Having focused on various aspects of future readiness for more than six years, the Consortium has begun taking a more intentional approach toward helping educators at the elementary level find ways to create future ready content for their classrooms and career learning experiences for their students.
Our Professional Development team, for example, last month hosted a webinar on “Elementary Future Readiness” for K-5 educators, and Program Director Gina Barrett from our Partnerships team, has worked this spring with United at Twin Rivers, a primary school in McKeesport Area School District, to pilot an elementary-level, workplace site-visit model with three regional employers.
“We think one of the most important things we can do to prepare students, even our youngest learners, for their futures is to help them develop agency, specifically the ability to plan for their futures,” said the Consortium’s Executive Director Jackie Foor. “To do this, our work focuses on helping youth answer three questions—Who am I? Who do I want to be? and How do I get there?
“These are simple, yet effective, questions that anyone, at any age, can use to guide themselves through a process of self-exploration, learning, and designing a pathway to achieve their goals,” she added.
Information and research presented during our webinar underscored those points and showed how the emphasis on each question should change across ages and grade levels. It also emphasized that the primary goal of career learning in K-5 is to help students discover a wide array of career possibilities and that getting them interested in careers yields significant benefits. Research shows it improves attendance, increases academic satisfaction, enhances self-awareness, and creates excitement about the future.
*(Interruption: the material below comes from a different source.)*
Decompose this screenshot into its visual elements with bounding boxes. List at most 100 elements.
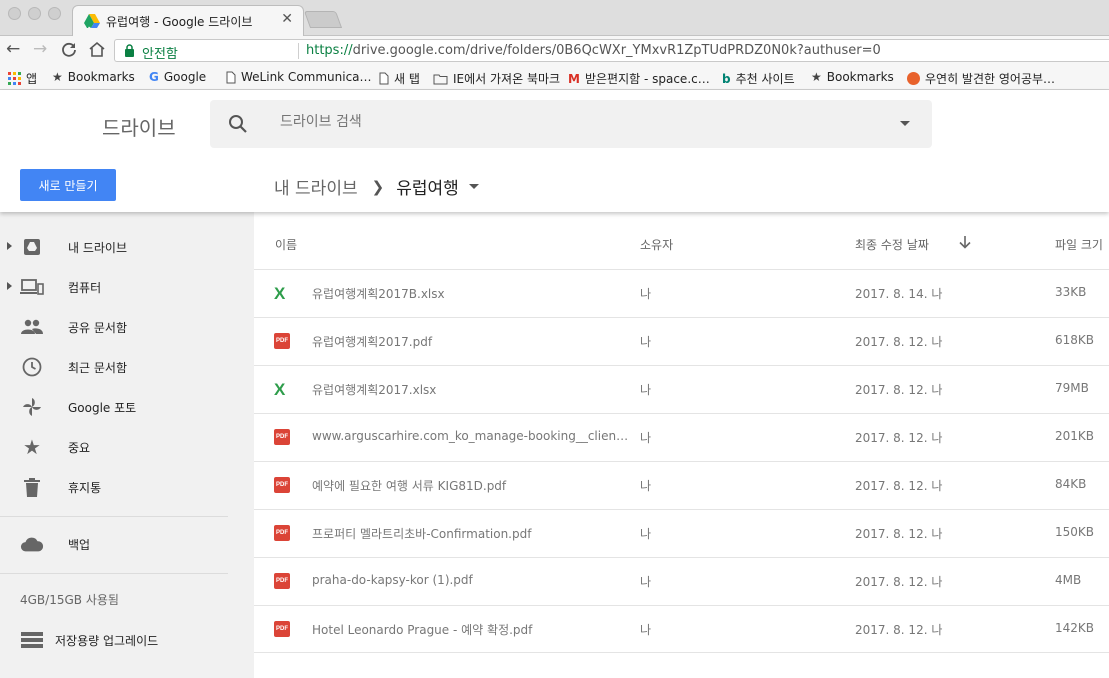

Program Director Christy Kuehn, PhD. discussed how different developmental stages open students to thinking about who they want to be. Program Director Sarah Brooks followed up with strategies for helping students in different grade levels explore careers, and Program Director Debbie Pixton shared strategies for helping students develop social and emotional skills that correlate to the state’s career-ready skills continuum.
“The impact that teachers, family members, and other adults have on students’ academic engagement is stronger in the elementary grades than at any other time in their schooling,” Kuehn told webinar attendees. “It sets the stage for what students’ worlds can look like as adults and determines whether they see opportunities or barriers.”